Okay, I did that, and it's not banned.
But I think it'll become very soon, lol.
😭
The service collects dialogue data from user interactions. By using the service, you grant LMArena the right to collect, store, and potentially distribute this data under a Creative Commons Attribution (CC-BY) license.
💔
Any experience with stima api and t3 chat?

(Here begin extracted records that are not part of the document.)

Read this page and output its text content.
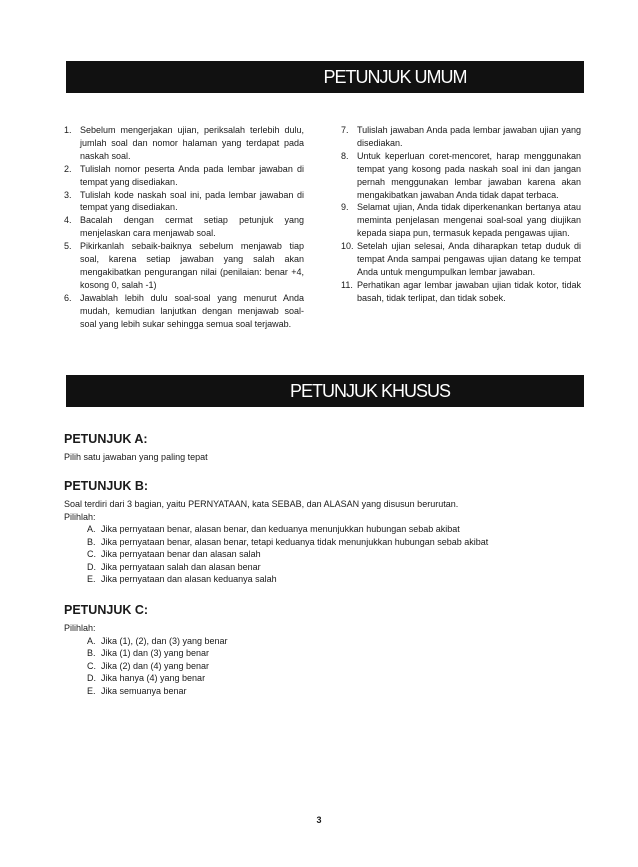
PETUNJUK UMUM
1. Sebelum mengerjakan ujian, periksalah terlebih dulu, jumlah soal dan nomor halaman yang terdapat pada naskah soal.
2. Tulislah nomor peserta Anda pada lembar jawaban di tempat yang disediakan.
3. Tulislah kode naskah soal ini, pada lembar jawaban di tempat yang disediakan.
4. Bacalah dengan cermat setiap petunjuk yang menjelaskan cara menjawab soal.
5. Pikirkanlah sebaik-baiknya sebelum menjawab tiap soal, karena setiap jawaban yang salah akan mengakibatkan pengurangan nilai (penilaian: benar +4, kosong 0, salah -1)
6. Jawablah lebih dulu soal-soal yang menurut Anda mudah, kemudian lanjutkan dengan menjawab soal-soal yang lebih sukar sehingga semua soal terjawab.
7. Tulislah jawaban Anda pada lembar jawaban ujian yang disediakan.
8. Untuk keperluan coret-mencoret, harap menggunakan tempat yang kosong pada naskah soal ini dan jangan pernah menggunakan lembar jawaban karena akan mengakibatkan jawaban Anda tidak dapat terbaca.
9. Selamat ujian, Anda tidak diperkenankan bertanya atau meminta penjelasan mengenai soal-soal yang diujikan kepada siapa pun, termasuk kepada pengawas ujian.
10. Setelah ujian selesai, Anda diharapkan tetap duduk di tempat Anda sampai pengawas ujian datang ke tempat Anda untuk mengumpulkan lembar jawaban.
11. Perhatikan agar lembar jawaban ujian tidak kotor, tidak basah, tidak terlipat, dan tidak sobek.
PETUNJUK KHUSUS
PETUNJUK A:

Pilih satu jawaban yang paling tepat

PETUNJUK B:

Soal terdiri dari 3 bagian, yaitu PERNYATAAN, kata SEBAB, dan ALASAN yang disusun berurutan.

Pilihlah:

A. Jika pernyataan benar, alasan benar, dan keduanya menunjukkan hubungan sebab akibat
B. Jika pernyataan benar, alasan benar, tetapi keduanya tidak menunjukkan hubungan sebab akibat
C. Jika pernyataan benar dan alasan salah
D. Jika pernyataan salah dan alasan benar
E. Jika pernyataan dan alasan keduanya salah
PETUNJUK C:

Pilihlah:

A. Jika (1), (2), dan (3) yang benar
B. Jika (1) dan (3) yang benar
C. Jika (2) dan (4) yang benar
D. Jika hanya (4) yang benar
E. Jika semuanya benar
3
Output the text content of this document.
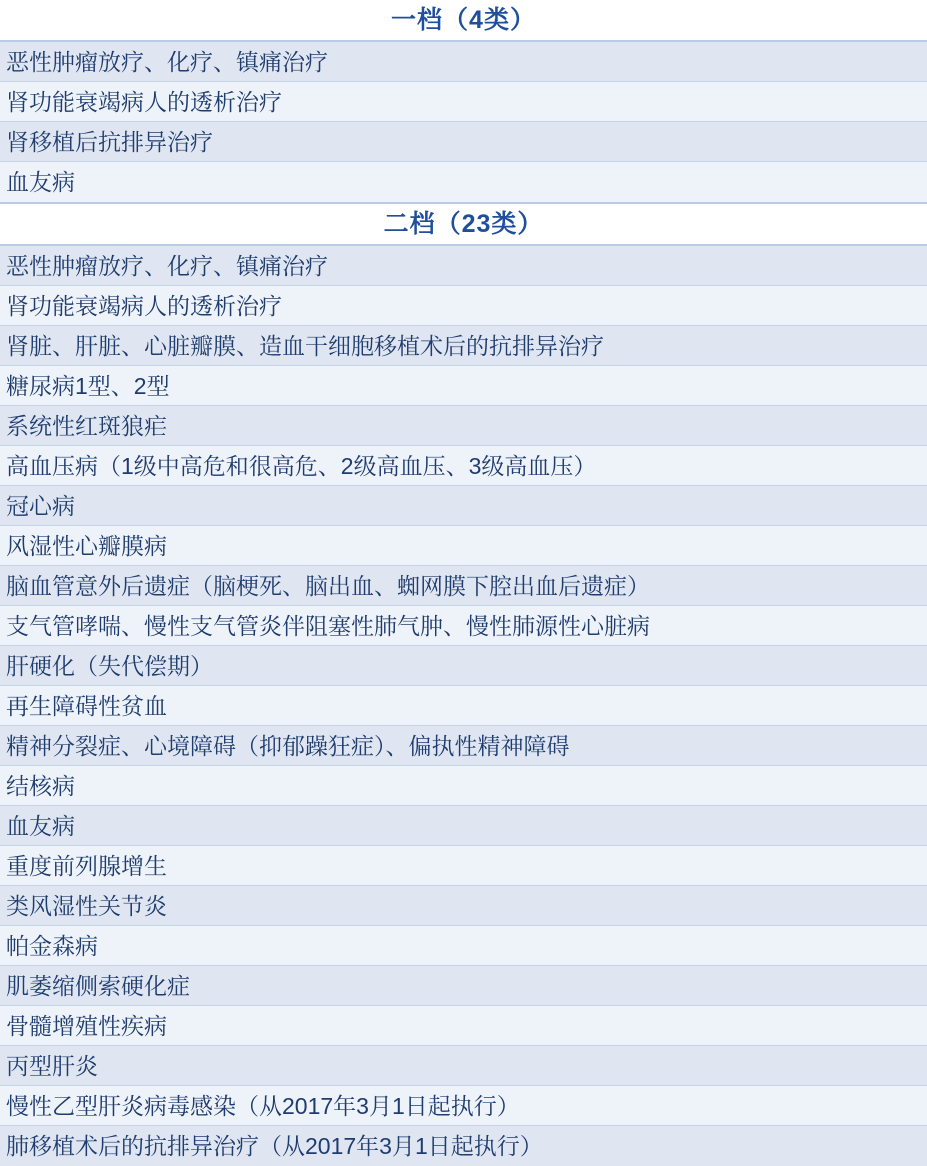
一档（4类）
恶性肿瘤放疗、化疗、镇痛治疗
肾功能衰竭病人的透析治疗
肾移植后抗排异治疗
血友病
二档（23类）
恶性肿瘤放疗、化疗、镇痛治疗
肾功能衰竭病人的透析治疗
肾脏、肝脏、心脏瓣膜、造血干细胞移植术后的抗排异治疗
糖尿病1型、2型
系统性红斑狼疟
高血压病（1级中高危和很高危、2级高血压、3级高血压）
冠心病
风湿性心瓣膜病
脑血管意外后遗症（脑梗死、脑出血、蜘网膜下腔出血后遗症）
支气管哮喘、慢性支气管炎伴阻塞性肺气肿、慢性肺源性心脏病
肝硬化（失代偿期）
再生障碍性贫血
精神分裂症、心境障碍（抑郁躁狂症）、偏执性精神障碍
结核病
血友病
重度前列腺增生
类风湿性关节炎
帕金森病
肌萎缩侧索硬化症
骨髓增殖性疾病
丙型肝炎
慢性乙型肝炎病毒感染（从2017年3月1日起执行）
肺移植术后的抗排异治疗（从2017年3月1日起执行）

ya somewhat posted that earlier comparing it to nightwhipsert
these models are going to be 600$ per month
Redsword is insane
They will release them and then nerf them as always
xai will just be left behind again
their strategy is so bad tbh
look at google testing models and releasing them on multiple occasions
and here we are stuck with grok 3.5 that wont come out until it meets their expectations
and when will that happen?
google is about to release new models + deep think mode, deepseeek is about to release r2
mistral probably gonnar release their reasoning model as well
its not looking good for xai tbh
i dont think mistral is gonna be competitive
also what happened to 'Big brain'?
like it was so obvious that thing wont be released giving how inefficient their reasoning process
ik, but i mean the market share will be much harder
🙈 they used qwq preview traces in cold start at least
yea...
qwen has iterated on the reasoning trace style several times by now...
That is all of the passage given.